The framing on these isn't great, but timing was critical and I was more concerned with getting a decent exposure. Oh, and ISO noise is a stupid bitch.
I bought a lot of books today. I sat at Trident with Ally and tried to finish the one I'm currently on so that I can start on my new ones. I love that feeling of excitement to crack open a new (or used) binding.
And we now continue with Part II of the "Michael Visits A Bathroom Every Day" series here at RWM:
I was in the bathroom of Cantina Laredo tonight, and there was already a guy occupying the single urinal. As I stood there watching him deftly aim his dong at that one little sweet spot that all urinals have that minimizes spashback, I thought about how such a decently large sized restaurant/bar (you thought I was going to say wiener, didn't you? Get your mind out of the toilet [he shoots, and swish!]) should have more than one pisser. Then I tore my eyes away from Pissy McGee and noticed that there were in fact two sinks. Now it's been proven that men tend not to wash their hands after taking a jingle, so why would they ever need TWO sinks for the ONE guy taking the piss?
Neither mathematics nor common sense explained this phenomenon. But then...
I didn't realize that there was also a guy in the pooping room. That's just the reason I didn't notice him in the first place: the toilet isn't in a stall, it's in its own little room. He finished his business at the exact same moment as the urinater did, and they both proceeded to the sinks and simultaneously washed their hands.
Okay, I'll admit that after seeing this unlikely coincidence unfold, I decided that I was slightly wrong in my initial judgment, but I still stand by my conclusion that two sinks are unnecessary. They could have used the space that the second one took up to put in another urinal, doubling the liquid volume per unit time exiting bladders. It often takes longer to pee than to wash hands (especially if you have
Let's say that for ever hundred men that enter that bathroom with the intention to piss, only fifty of them might wash their hands. Now let's say that these hundred all enter one right after another, and that they average thirty seconds at the urinal and those that wash their hands average thirty seconds at the sink (ha, not a likely scenario!). It would take them fifty minutes to pee in the single urinal, and only thirteen and a half to wash their hands. That means the single urinal will be seeing a lot more action than the two sinks, and ergo there will be more waiting for it. If they replaced one of the sinks with a urinal, the respective times at each would equalize at 25 minutes a piece.

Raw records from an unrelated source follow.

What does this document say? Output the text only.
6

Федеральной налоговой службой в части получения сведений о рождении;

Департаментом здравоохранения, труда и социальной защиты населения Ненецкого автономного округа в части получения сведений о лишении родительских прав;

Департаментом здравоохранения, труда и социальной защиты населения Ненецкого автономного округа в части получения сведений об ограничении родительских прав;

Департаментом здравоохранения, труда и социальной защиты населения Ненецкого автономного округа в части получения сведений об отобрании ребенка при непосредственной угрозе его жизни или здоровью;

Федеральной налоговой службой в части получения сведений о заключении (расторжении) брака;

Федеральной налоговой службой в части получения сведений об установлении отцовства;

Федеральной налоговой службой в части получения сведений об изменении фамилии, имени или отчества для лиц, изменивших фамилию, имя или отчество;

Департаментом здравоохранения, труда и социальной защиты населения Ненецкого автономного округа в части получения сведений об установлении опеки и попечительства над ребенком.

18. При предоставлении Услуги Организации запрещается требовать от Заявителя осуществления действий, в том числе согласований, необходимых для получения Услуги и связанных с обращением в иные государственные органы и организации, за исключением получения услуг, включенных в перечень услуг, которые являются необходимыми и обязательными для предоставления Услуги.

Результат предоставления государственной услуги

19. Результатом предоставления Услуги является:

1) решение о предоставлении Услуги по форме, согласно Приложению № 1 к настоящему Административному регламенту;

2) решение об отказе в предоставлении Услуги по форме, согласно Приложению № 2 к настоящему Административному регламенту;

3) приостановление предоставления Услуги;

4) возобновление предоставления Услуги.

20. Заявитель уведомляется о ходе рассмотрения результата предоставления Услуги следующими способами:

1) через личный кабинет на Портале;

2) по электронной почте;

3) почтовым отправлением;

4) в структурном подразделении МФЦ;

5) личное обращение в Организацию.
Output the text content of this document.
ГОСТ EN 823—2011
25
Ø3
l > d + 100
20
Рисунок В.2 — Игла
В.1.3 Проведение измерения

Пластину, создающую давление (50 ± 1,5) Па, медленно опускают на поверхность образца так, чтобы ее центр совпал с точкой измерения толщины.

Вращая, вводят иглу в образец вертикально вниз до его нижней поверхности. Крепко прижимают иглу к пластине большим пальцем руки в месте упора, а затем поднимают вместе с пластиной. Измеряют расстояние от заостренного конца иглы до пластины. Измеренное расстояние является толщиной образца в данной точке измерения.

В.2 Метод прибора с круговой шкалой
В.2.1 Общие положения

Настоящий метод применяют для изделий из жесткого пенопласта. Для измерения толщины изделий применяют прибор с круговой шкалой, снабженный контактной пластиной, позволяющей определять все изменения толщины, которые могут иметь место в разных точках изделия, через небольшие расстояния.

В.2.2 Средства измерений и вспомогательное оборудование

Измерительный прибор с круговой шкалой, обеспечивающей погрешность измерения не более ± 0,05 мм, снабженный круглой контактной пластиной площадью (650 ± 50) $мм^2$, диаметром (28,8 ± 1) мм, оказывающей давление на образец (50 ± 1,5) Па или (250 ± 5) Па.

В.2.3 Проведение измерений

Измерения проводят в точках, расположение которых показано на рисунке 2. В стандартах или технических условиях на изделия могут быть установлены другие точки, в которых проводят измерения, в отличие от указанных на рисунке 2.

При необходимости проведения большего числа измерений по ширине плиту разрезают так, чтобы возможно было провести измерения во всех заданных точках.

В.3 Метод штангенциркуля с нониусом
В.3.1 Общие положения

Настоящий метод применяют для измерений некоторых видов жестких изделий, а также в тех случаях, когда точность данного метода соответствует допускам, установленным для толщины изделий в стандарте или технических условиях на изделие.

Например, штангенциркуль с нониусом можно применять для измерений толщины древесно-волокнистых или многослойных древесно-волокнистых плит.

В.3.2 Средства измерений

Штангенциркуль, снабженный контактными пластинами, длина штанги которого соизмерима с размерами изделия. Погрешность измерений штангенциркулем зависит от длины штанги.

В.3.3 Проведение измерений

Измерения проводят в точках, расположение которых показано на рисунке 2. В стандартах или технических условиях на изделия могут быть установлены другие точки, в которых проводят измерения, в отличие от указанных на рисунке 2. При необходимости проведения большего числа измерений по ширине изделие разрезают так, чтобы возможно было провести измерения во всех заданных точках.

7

With the occasional pooer thrown in, there might be a little bit more of a line at the sink than at the toilets, but the guys in line for the sink are just pussies anyways and should just skip it like a real man.
4 comments:
Seriously, I don't know how your mind comes up with this stuff! I mean it makes total sense, but I guess I just don't ever contemplate that (though, it would be nice to have the same number of fecal/urine receptacles in the women's restroom as there are in the men's. We all need to sit down, though, so you can't squish as many locations into the same size restroom, so there's always a line for the women's room).
Um, yeah. So I'm happy to finally be the first person to comment on your post of the day!
BEST.
POST
EVERRRRR.
the key? troughs. why? cause men will pack as many as possible into one long channel to piss in. looks comfortable for two? well...it looks like four can piss there. thusly, the mind of men. we win. all the time.
Does that mean that the chips we were sharing after you came back may have been....tainted? I thought the guac was especially tangy!